Norte
de Portugal. 1933
«(…) Casou-se aos dezasseis anos
com um homem vinte e cinco anos mais velho, primo da mãe. Do casamento
arranjado nasceu António. O marido era um bom homem, mas sem nenhuma ambição.
Morreu quando António tinha onze anos. Deixou quase nada para a mulher e o
filho, mas o suficiente para Lina pôr literalmente o pé na estrada e partir do
ensolarado Algarve para o norte de Portugal. Ia começar vida nova. Escolheu
Guimarães a esmo, porque ali havia nascido Portugal. Mal chegou à cidade, filho
numa mão e mala na outra, deparou-se com Josefina e a enorme barriga. Foi
empatia à primeira vista. Josefina era uma mulher cheia de vitalidade, o
combustível de que Lina precisava para recomeçar. No mesmo dia, ganhou o
emprego na quinta; em seguida a patroa morreu, e Lina viu-se atada àquela
família mais destroçada que a dela. De lá só saiu no Verão de 1933, directa
para o cemitério. Foi enterrada no mesmo jazigo de Josefina e Manuel.
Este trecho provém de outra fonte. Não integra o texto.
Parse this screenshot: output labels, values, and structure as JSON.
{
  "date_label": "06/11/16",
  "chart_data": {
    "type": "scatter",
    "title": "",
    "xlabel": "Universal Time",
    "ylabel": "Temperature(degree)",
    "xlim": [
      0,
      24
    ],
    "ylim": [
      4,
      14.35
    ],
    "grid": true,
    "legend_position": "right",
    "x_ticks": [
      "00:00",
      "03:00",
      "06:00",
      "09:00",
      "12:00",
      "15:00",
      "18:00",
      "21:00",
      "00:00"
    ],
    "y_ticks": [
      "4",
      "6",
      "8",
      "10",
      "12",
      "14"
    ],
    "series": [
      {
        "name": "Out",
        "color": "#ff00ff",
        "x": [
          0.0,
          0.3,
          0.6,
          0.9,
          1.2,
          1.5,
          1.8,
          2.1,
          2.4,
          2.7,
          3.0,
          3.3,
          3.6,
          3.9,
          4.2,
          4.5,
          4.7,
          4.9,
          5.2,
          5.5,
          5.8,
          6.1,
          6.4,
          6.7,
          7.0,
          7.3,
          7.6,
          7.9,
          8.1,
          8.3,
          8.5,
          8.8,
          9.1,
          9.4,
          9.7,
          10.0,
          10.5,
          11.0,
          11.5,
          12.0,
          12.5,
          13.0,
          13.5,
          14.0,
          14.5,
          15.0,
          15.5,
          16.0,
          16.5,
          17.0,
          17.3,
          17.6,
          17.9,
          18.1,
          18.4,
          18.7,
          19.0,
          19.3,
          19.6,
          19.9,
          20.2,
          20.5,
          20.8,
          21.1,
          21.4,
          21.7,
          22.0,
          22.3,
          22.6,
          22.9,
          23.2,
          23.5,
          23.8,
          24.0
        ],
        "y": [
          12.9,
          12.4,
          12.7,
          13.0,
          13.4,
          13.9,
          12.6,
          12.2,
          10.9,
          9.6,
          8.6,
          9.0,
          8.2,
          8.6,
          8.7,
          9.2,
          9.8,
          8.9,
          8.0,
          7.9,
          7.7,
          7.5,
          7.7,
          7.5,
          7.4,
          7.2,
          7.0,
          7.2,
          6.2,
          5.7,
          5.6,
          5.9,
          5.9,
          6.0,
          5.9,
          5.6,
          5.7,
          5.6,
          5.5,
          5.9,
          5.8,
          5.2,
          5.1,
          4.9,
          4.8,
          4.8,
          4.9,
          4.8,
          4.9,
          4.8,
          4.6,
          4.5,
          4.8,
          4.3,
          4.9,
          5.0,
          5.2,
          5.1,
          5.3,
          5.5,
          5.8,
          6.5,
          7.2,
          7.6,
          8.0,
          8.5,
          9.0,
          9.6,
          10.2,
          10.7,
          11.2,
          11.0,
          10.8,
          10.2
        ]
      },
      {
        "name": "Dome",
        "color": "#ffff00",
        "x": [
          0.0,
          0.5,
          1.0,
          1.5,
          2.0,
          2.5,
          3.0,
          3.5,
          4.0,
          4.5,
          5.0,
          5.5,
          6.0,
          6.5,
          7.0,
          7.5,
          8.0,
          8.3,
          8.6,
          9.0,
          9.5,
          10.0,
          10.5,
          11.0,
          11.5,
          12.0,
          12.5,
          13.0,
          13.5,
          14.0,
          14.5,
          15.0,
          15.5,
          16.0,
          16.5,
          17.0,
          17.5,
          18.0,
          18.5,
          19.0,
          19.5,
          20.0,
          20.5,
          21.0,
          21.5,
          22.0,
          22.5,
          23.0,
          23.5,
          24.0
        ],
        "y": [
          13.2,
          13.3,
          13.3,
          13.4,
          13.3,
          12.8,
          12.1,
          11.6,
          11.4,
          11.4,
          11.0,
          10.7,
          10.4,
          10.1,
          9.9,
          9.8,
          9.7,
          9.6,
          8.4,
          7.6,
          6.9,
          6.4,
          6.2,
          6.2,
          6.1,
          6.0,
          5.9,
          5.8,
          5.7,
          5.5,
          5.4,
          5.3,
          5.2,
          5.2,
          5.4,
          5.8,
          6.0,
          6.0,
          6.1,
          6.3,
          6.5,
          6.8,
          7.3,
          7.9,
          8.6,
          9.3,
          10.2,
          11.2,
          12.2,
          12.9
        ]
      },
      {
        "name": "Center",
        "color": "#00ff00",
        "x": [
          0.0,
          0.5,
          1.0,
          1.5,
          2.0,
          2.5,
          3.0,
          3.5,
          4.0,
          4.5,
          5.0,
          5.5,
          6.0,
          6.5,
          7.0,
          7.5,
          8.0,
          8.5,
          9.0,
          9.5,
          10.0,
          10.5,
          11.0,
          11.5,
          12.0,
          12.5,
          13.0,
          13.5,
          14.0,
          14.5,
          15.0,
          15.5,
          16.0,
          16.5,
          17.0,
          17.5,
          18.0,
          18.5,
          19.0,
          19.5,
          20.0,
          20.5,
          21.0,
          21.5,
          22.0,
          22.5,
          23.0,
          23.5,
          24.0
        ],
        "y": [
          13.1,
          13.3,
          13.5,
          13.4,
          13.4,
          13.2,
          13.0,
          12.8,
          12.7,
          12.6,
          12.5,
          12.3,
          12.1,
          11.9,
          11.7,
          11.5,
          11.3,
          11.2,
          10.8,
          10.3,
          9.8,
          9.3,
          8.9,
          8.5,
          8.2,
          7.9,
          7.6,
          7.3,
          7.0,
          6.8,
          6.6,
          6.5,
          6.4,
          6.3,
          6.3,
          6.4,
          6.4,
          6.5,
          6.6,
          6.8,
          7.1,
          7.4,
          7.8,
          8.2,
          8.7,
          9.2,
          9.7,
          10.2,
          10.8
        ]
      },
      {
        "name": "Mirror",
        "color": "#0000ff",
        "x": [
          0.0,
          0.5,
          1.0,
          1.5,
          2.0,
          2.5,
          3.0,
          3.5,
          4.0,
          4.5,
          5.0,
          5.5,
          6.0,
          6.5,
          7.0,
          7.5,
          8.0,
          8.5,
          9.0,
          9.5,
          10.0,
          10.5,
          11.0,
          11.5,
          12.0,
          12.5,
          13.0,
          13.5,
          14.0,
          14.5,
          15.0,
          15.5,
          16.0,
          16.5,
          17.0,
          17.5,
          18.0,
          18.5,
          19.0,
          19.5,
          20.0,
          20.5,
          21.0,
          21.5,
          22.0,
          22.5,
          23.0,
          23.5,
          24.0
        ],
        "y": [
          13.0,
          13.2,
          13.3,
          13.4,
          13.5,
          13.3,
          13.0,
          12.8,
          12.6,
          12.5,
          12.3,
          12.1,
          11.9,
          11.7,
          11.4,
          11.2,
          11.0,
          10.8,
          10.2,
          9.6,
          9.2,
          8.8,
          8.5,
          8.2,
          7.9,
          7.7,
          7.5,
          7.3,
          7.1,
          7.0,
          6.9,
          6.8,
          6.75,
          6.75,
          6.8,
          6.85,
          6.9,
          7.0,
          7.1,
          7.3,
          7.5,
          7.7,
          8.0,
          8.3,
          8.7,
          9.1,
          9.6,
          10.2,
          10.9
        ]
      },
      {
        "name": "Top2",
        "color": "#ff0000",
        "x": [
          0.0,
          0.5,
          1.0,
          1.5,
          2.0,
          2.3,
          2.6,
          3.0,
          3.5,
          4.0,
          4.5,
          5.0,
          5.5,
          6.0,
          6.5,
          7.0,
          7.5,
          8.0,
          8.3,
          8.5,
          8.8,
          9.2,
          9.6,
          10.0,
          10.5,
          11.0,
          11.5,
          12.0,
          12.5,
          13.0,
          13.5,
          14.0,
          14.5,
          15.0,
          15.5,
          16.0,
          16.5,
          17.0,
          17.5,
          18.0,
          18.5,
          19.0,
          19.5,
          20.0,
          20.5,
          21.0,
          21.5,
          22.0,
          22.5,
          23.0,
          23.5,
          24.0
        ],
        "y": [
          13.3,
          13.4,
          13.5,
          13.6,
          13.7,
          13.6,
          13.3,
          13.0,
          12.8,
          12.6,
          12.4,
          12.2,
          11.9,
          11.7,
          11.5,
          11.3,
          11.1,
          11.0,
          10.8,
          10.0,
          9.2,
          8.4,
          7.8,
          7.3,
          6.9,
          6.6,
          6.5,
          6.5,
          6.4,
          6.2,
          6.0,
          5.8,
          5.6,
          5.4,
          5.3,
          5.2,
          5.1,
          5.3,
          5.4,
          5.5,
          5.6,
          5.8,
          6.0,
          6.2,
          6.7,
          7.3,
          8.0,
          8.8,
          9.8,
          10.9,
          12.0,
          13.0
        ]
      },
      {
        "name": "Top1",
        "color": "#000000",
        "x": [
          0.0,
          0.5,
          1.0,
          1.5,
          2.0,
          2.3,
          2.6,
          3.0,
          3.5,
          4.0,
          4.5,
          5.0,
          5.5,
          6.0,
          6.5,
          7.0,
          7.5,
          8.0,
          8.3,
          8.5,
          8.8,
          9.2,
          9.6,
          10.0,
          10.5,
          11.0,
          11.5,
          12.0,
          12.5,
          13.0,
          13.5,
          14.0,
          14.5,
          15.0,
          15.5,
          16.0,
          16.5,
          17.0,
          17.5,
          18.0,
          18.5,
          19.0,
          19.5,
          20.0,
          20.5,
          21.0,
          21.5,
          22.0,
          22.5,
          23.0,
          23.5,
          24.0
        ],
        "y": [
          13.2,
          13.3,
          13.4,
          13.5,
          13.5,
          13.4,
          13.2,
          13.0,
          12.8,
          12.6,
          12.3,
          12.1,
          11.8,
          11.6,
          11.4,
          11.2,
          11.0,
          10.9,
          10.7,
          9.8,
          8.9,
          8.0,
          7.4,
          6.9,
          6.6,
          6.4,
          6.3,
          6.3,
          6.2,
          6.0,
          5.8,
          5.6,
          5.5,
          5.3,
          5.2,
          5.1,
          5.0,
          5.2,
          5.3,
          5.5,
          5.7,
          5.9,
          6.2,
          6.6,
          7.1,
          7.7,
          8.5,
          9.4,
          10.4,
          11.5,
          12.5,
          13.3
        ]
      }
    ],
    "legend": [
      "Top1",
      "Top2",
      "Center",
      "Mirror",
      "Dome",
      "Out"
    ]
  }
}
Lina foi uma mãe para as meninas.
Embora a deficiência física a impedisse de correr entre as parreiras e brincar
nas árvores, era ela quem contava as histórias para dormir, penteava os cabelos
e espantava os fantasmas dos pesadelos nocturnos. Aos poucos, o ar carrancudo
foi dando lugar aos sorrisos. No fim da vida, era fácil vê-la gargalhar. A
quinta também fora o melhor lugar para criar António. Se Manuel ignorava as gémeas,
o menino passou a ser, para ele, o único elo com o mundo. Nos primeiros meses
depois da morte de Josefina, ensinou-lhe tudo sobre as uvas. António foi um
aluno exemplar, um menino dedicado. Acordava com o dia escuro, trabalhava sem
cansar. Tornou-se um rapaz musculoso, bonito, que tinha os traços da mãe, porém
sem a marca de seus sofrimentos. Manuel era o pai que ele não teve, mas não era
aquele o futuro que queria. António tinha outro temperamento. Era divertido,
corajoso, gostava de aprender. Queria ser grande, conhecer o mundo. Tinha muito
respeito por Manuel, mas não era isso que o prendia à quinta. Era algo maior, e
justamente este algo, que anos depois se revelaria, é que o levou a partir para
Lisboa logo após a morte do patrão. Bernarda, a princípio, fechou a cara e, por
semanas, atazanou Lina, que escutava sem revidar, afinal os argumentos tinham
lógica. Apesar de ter colocado um amigo, que conhecia o trabalho tanto quanto
ele, para cuidar da quinta, não deixava de ser um abandono.
Lina, tu sabes que te tenho como
uma filha e ao António como um neto. Mas isso é traição pior que a de Judas.
Manuel ensinou tudo a esse menino, e agora ele abandona-nos! Se este saco de
ossos, falava apontando o próprio corpo, não é digno de consideração, que ao
menos a tivesse por ti, que és mãe dele, ou pelas meninas, que ele viu nascer!,
e saía esbravejando pela casa. Se Lina tinha uma qualidade, era a de não julgar
as pessoas. O filho partia por alguma razão e, um dia, todos viriam a saber.
Ela nunca soube. António voltou à quinta, quatro anos depois, para enterrar a
mãe e notar que nada havia mudado, só aumentado. Olívia agora era uma mulher,
tinha dezassete anos, e ele a amava mais do que nunca. Era por Olívia que ele
tinha partido». In Luize Valente, Uma Praça em Antuérpia, 2015, Saída de Emergência,
colecção A História de Portugal em Romances, 2015, ISBN 978-989-637-844-8.